All the books remained on the shelves-tax planning, estate planning, accounting texts.

Weary, Shannon sat in the big leather chair she'd given him herself for Father's Day five years before. He'd loved it, she remembered, running a hand over the smooth burgundy leather. Big enough to hold a horse, he'd said, and had laughed and pulled her into his lap.

She wished she could convince herself that she still felt him here. But she didn't. She felt nothing. And that told her more than the requiem Mass, more than the cemetery, that she was alone. Really alone.

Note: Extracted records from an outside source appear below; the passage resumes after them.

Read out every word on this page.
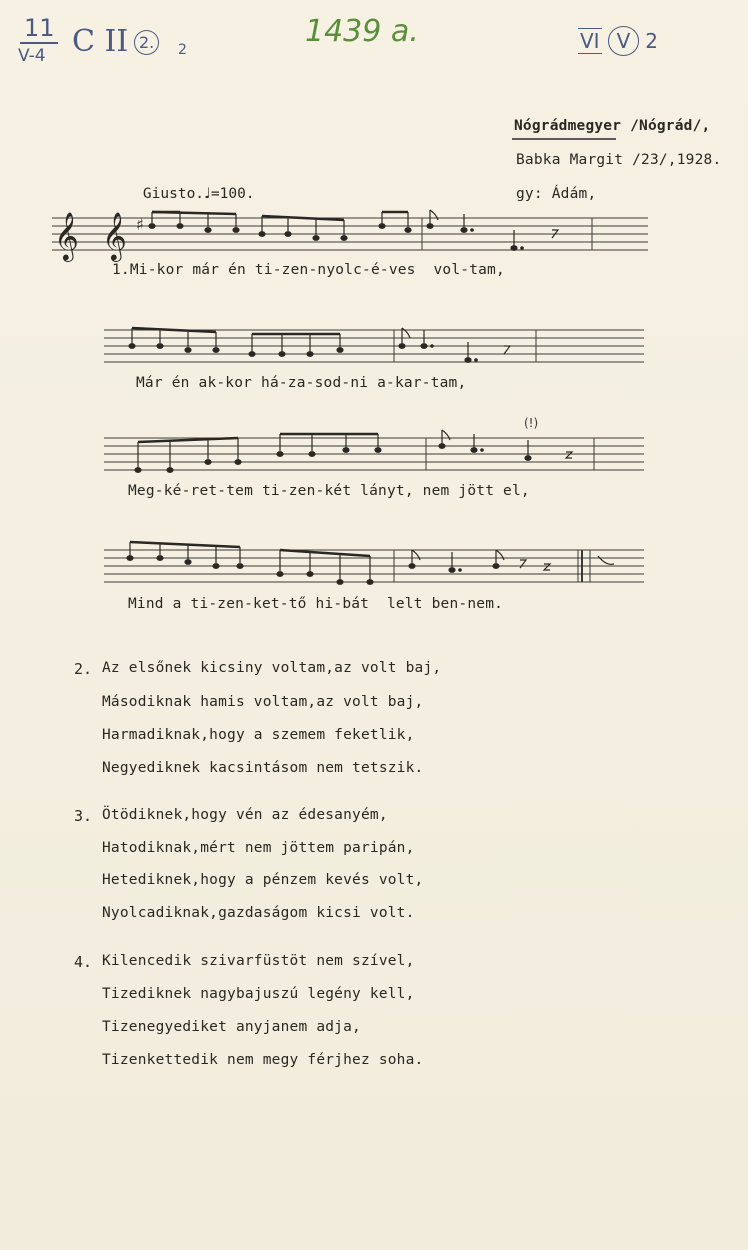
11
V-4 C II 2.	2
1439 a.	VI V 2
Nógrádmegyer /Nógrád/,
Babka Margit /23/,1928.
gy: Ádám,

Giusto.♩=100.

𝄞 𝄞 ♯
1.Mi-kor már én ti-zen-nyolc-é-ves  vol-tam,
Már én ak-kor há-za-sod-ni a-kar-tam,
(!)
Meg-ké-ret-tem ti-zen-két lányt, nem jött el,
Mind a ti-zen-ket-tő hi-bát  lelt ben-nem.
2. Az elsőnek kicsiny voltam,az volt baj,
Másodiknak hamis voltam,az volt baj,
Harmadiknak,hogy a szemem feketlik,
Negyediknek kacsintásom nem tetszik.
3. Ötödiknek,hogy vén az édesanyém,
Hatodiknak,mért nem jöttem paripán,
Hetediknek,hogy a pénzem kevés volt,
Nyolcadiknak,gazdaságom kicsi volt.
4. Kilencedik szivarfüstöt nem szível,
Tizediknek nagybajuszú legény kell,
Tizenegyediket anyjanem adja,
Tizenkettedik nem megy férjhez soha.
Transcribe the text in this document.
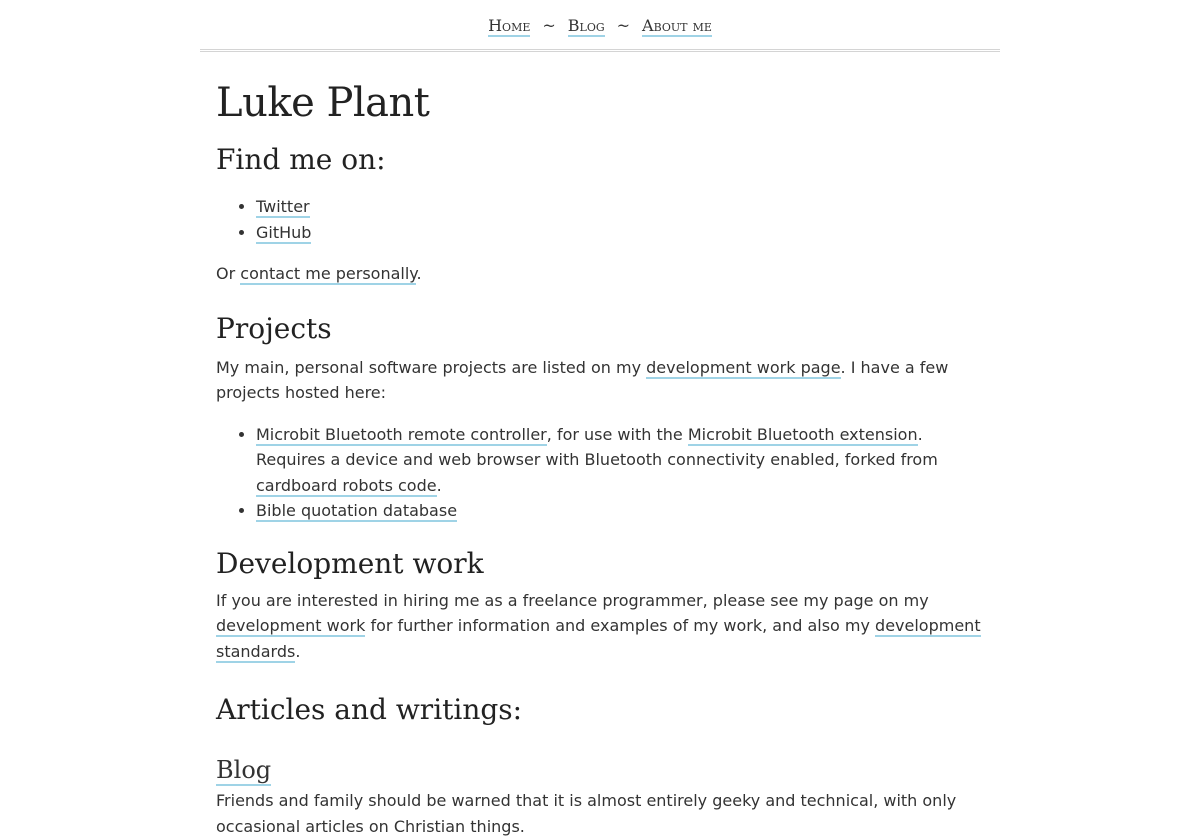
Home ~ Blog ~ About me
Luke Plant
Find me on:
• Twitter
• GitHub

Or contact me personally.

Projects

My main, personal software projects are listed on my development work page. I have a few projects hosted here:

• Microbit Bluetooth remote controller, for use with the Microbit Bluetooth extension. Requires a device and web browser with Bluetooth connectivity enabled, forked from cardboard robots code.
• Bible quotation database
Development work

If you are interested in hiring me as a freelance programmer, please see my page on my development work for further information and examples of my work, and also my development standards.

Articles and writings:
Blog

Friends and family should be warned that it is almost entirely geeky and technical, with only occasional articles on Christian things.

There hadn't been enough time for anything, Shannon thought dully. If she'd known before... She wasn't sure which she meant, her mother's illness or the lies. If she'd known, she thought again, training her mind on the illness. They might have tried other things, the alternative medicines, the vitamin concentrates, all the small and simple hopes she'd read of in the books on homeopathic medicine she'd collected. There hadn't been time to give them a chance to work.

There had been only a few weeks. Her mother had kept her illness from her, as she'd kept other things.

She hadn't shared them, Shannon thought as bitterness warred with grief. Not with her own daughter.

So, the very last words she had spoken to her mother had been in anger and contempt. And she could never take them back.